BY: wallybee EXIBICIONISMO GAY
Meu tesão por me exibir começou cedo.
Quando eu estava sozinho em casa com a empregada, eu deixava a porta do quarto entreaberta e tocava punheta. Eu sabia que ela sempre passava da cozinha para a sala para guardar pratos na cristaleira, então me veria me masturbando. E ela via e vinha, silenciosamente, espiar pela fresta e lá ficava até eu despejar meu leitinho.
Fiz isso com várias empregadas e muitas delas acabaram sentando em mim. Não falhava: se alguém descobrir um cara tocando punheta, vai sentar. Eu mesmo peguei meu amigo super dotado na bronha e acabei engolindo aquela enormidade absurda dele com meu cu.
Também já me exibi para amigos: no sítio de meus pais eu ia com um amigo, e lá eu preparava o “imprevisto”, onde ele “casualmente” me pegaria na punheta. Fazia tanto isso que mesmo quando meus pais iam também, por vezes amigos apareciam trazendo filhos. Eles saiam e me pediam para tomar conta – e quando eram safadinhos, a coisa começava com eles vendo minha jeba escapar pela boca do short e terminava com eles me vendo gozar, por alguma fresta de porta ou “escondido” no quintal. E eles gostavam, me mostravam “sem querer” suas picas e pediam aos pais para voltar lá!
A última vez que me exibi assim foi meio radical, na praia de Abricó no Rio de Janeiro. O cantinho esquerdo é o ponto quente e tem uns matos por lá que você fica escondido mas não muito. Por ser uma praia de nudismo gay, eu podia ficar tranquilo e, atrás de uma moita não muito cheia – dava pra ver através dela – eu deitei no chão e comecei uma punheta. Mão no pau e dedos no cu, gostosamente!
Então apareceu um mulato bem escuro, magro mas com barriga estufada e uma piroca desproporcional, de tão grande e grossa que era. Ele me viu e parou perto da moita. Começou a se masturbar, sacolejando aquela pirocona ainda mole e com suas bolas balançando loucamente.
Quando o pau dele começou a ficar duro, cresceu e engrossou ainda mais e eu não consegui disfarçar: me ergui nos cotovelos e olhei diretamente aquela jeba, de boca aberta.
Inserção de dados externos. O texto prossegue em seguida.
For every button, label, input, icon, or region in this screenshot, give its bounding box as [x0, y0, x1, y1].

Ele veio, tirou um tubo de KY de sua bolsinha e gastou o resto todo que tinha, lubrificando aquela imensidão!
Fiquei de quatro e ele me montou como em um cavalo, fazendo um bate-estaca com aquela piroca absurda de grande e grossa, enquanto outras pessoas passavam pelo local e chegou mesmo a se formar um grupo delas, para assistir como meu cu conseguia engolir um tolete daquela grossura e tamanho!
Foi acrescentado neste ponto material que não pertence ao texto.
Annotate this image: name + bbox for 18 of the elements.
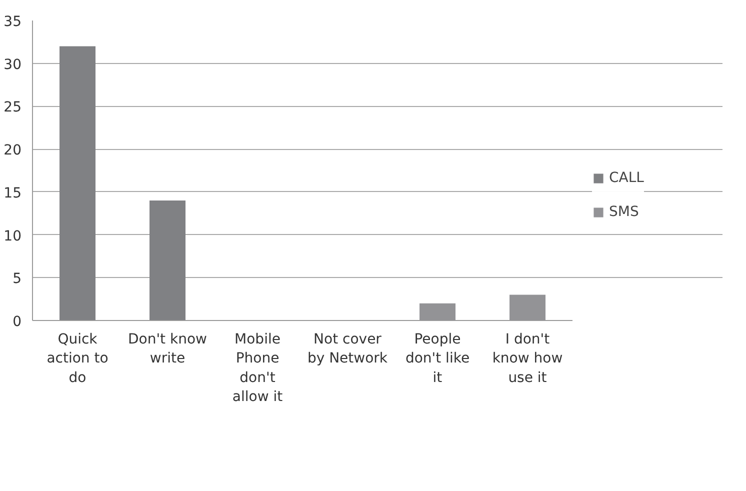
x-tick-label: I don't know how use it [492, 332, 563, 386]
legend-label: CALL [609, 170, 644, 186]
x-tick-label: People don't like it [405, 332, 470, 386]
y-tick-label: 20 [4, 142, 22, 159]
bar [150, 200, 186, 320]
y-tick-label: 10 [4, 228, 22, 244]
x-tick-label: Don't know write [128, 332, 208, 367]
y-tick-label: 30 [4, 56, 22, 73]
legend-label: SMS [609, 204, 639, 220]
bar [60, 46, 96, 320]
y-tick-label: 25 [4, 100, 22, 116]
y-tick-label: 5 [12, 271, 22, 288]
y-tick-label: 15 [4, 185, 22, 202]
y-tick-label: 0 [12, 314, 22, 330]
x-tick-label: Mobile Phone don't allow it [232, 332, 284, 406]
x-tick-label: Quick action to do [46, 332, 108, 386]
y-tick-label: 35 [4, 14, 22, 30]
x-tick-label: Not cover by Network [307, 332, 388, 367]
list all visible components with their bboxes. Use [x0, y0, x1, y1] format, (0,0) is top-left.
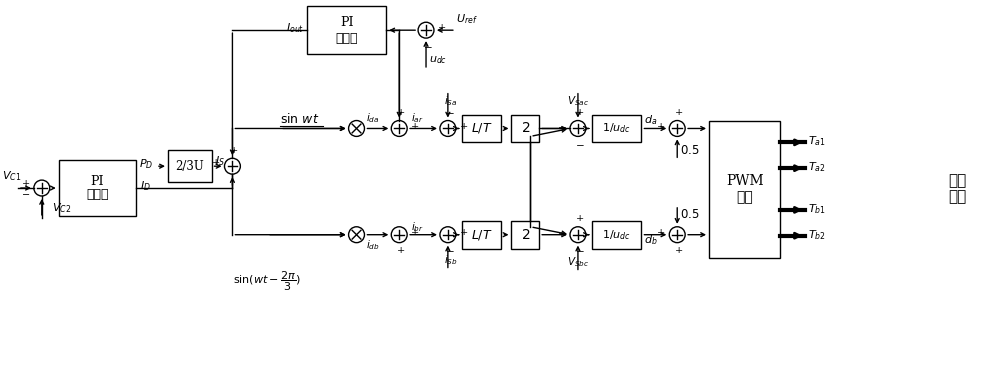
Text: 控制器: 控制器: [335, 32, 358, 45]
Text: $I_S$: $I_S$: [215, 154, 225, 168]
Text: $u_{dc}$: $u_{dc}$: [429, 54, 447, 66]
Text: +: +: [460, 228, 468, 237]
Text: $I_D$: $I_D$: [140, 179, 151, 193]
Text: $-$: $-$: [575, 140, 585, 149]
Text: $P_D$: $P_D$: [139, 157, 153, 171]
Text: $-$: $-$: [557, 228, 567, 237]
Text: $i_{da}$: $i_{da}$: [366, 112, 380, 125]
Text: +: +: [438, 23, 446, 32]
Text: $-$: $-$: [445, 246, 455, 255]
Text: $V_{Sac}$: $V_{Sac}$: [567, 94, 589, 107]
Text: $0.5$: $0.5$: [680, 144, 700, 157]
Bar: [592, 221, 641, 249]
Text: +: +: [675, 246, 683, 255]
Text: +: +: [460, 122, 468, 131]
Text: $d_b$: $d_b$: [644, 233, 658, 246]
Text: $i_{Sa}$: $i_{Sa}$: [444, 94, 458, 107]
Text: $i_{br}$: $i_{br}$: [411, 220, 424, 234]
Text: $2$: $2$: [521, 121, 530, 135]
Text: +: +: [411, 122, 419, 131]
Text: $-$: $-$: [21, 189, 30, 197]
Text: $1/u_{dc}$: $1/u_{dc}$: [602, 228, 631, 242]
Text: 控制器: 控制器: [86, 189, 109, 201]
Text: $\sin\,wt$: $\sin\,wt$: [280, 111, 320, 126]
Text: $i_{Sb}$: $i_{Sb}$: [444, 254, 458, 267]
Text: $T_{a1}$: $T_{a1}$: [808, 135, 826, 148]
Bar: [511, 114, 539, 142]
Text: $2$: $2$: [521, 228, 530, 242]
Text: PWM: PWM: [726, 174, 764, 188]
Circle shape: [418, 22, 434, 38]
Text: $-$: $-$: [423, 42, 433, 50]
Bar: [511, 221, 539, 249]
Text: 信号: 信号: [948, 189, 966, 204]
Text: $T_{b2}$: $T_{b2}$: [808, 228, 826, 242]
Circle shape: [669, 121, 685, 137]
Circle shape: [440, 121, 456, 137]
Text: $V_{C2}$: $V_{C2}$: [52, 201, 71, 215]
Circle shape: [391, 227, 407, 242]
Bar: [59, 160, 136, 216]
Bar: [462, 221, 501, 249]
Text: +: +: [22, 178, 30, 187]
Circle shape: [391, 121, 407, 137]
Text: $d_a$: $d_a$: [644, 114, 658, 127]
Text: +: +: [411, 228, 419, 237]
Text: $-$: $-$: [557, 122, 567, 131]
Text: +: +: [397, 108, 405, 117]
Text: $U_{ref}$: $U_{ref}$: [456, 12, 478, 26]
Bar: [168, 150, 212, 182]
Circle shape: [224, 158, 240, 174]
Text: +: +: [212, 158, 221, 167]
Text: $T_{b1}$: $T_{b1}$: [808, 202, 826, 216]
Bar: [462, 114, 501, 142]
Text: $-$: $-$: [575, 246, 585, 255]
Text: $V_{Sbc}$: $V_{Sbc}$: [567, 256, 589, 269]
Text: +: +: [230, 146, 239, 155]
Text: $\sin(wt-\dfrac{2\pi}{3})$: $\sin(wt-\dfrac{2\pi}{3})$: [233, 270, 301, 293]
Circle shape: [349, 227, 364, 242]
Text: 开关: 开关: [948, 173, 966, 189]
Text: 调制: 调制: [736, 190, 753, 204]
Circle shape: [440, 227, 456, 242]
Text: $i_{ar}$: $i_{ar}$: [411, 112, 424, 125]
Bar: [307, 6, 386, 54]
Text: $V_{C1}$: $V_{C1}$: [2, 169, 22, 183]
Circle shape: [349, 121, 364, 137]
Text: $T_{a2}$: $T_{a2}$: [808, 160, 826, 174]
Text: +: +: [576, 108, 584, 117]
Text: +: +: [657, 228, 665, 237]
Text: $L/T$: $L/T$: [471, 228, 492, 242]
Text: PI: PI: [91, 175, 104, 187]
Text: +: +: [397, 246, 405, 255]
Text: $I_{out}$: $I_{out}$: [286, 21, 304, 35]
Circle shape: [570, 121, 586, 137]
Text: $-$: $-$: [445, 108, 455, 117]
Text: +: +: [657, 122, 665, 131]
Text: $1/u_{dc}$: $1/u_{dc}$: [602, 121, 631, 135]
Text: $i_{db}$: $i_{db}$: [366, 238, 380, 251]
Text: 2/3U: 2/3U: [175, 160, 204, 173]
Text: +: +: [576, 214, 584, 223]
Circle shape: [570, 227, 586, 242]
Text: PI: PI: [340, 16, 353, 29]
Text: $L/T$: $L/T$: [471, 121, 492, 135]
Bar: [709, 121, 780, 258]
Bar: [592, 114, 641, 142]
Circle shape: [669, 227, 685, 242]
Text: +: +: [675, 108, 683, 117]
Text: $0.5$: $0.5$: [680, 208, 700, 221]
Circle shape: [34, 180, 50, 196]
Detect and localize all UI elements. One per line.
Ele ficou muito tempo me socando o cu. Muitas pessoas viram, e quando ele tirava o pau e meu cu permanecia aberto, eu ouvia claramente:
- Nossa!
- Olha o buraco que ficou!
- Ai...arrombou o coitado!
E outros, ainda:
- Nossa...essa piroca não é normal!
- Esse cara é do tamanho de um cavalo!
Quando ele gozou foi um festival: me entupiu de leite e dei um enorme e barulhento peido cuspindo aquela porra bem longe!
Sabe o mais curioso?
Depois que terminei, exausto, um menino me trouxe um copinho de Guaravita, me deu e disse:
- Toma… você deve estar precisando…!
Beijo a todos!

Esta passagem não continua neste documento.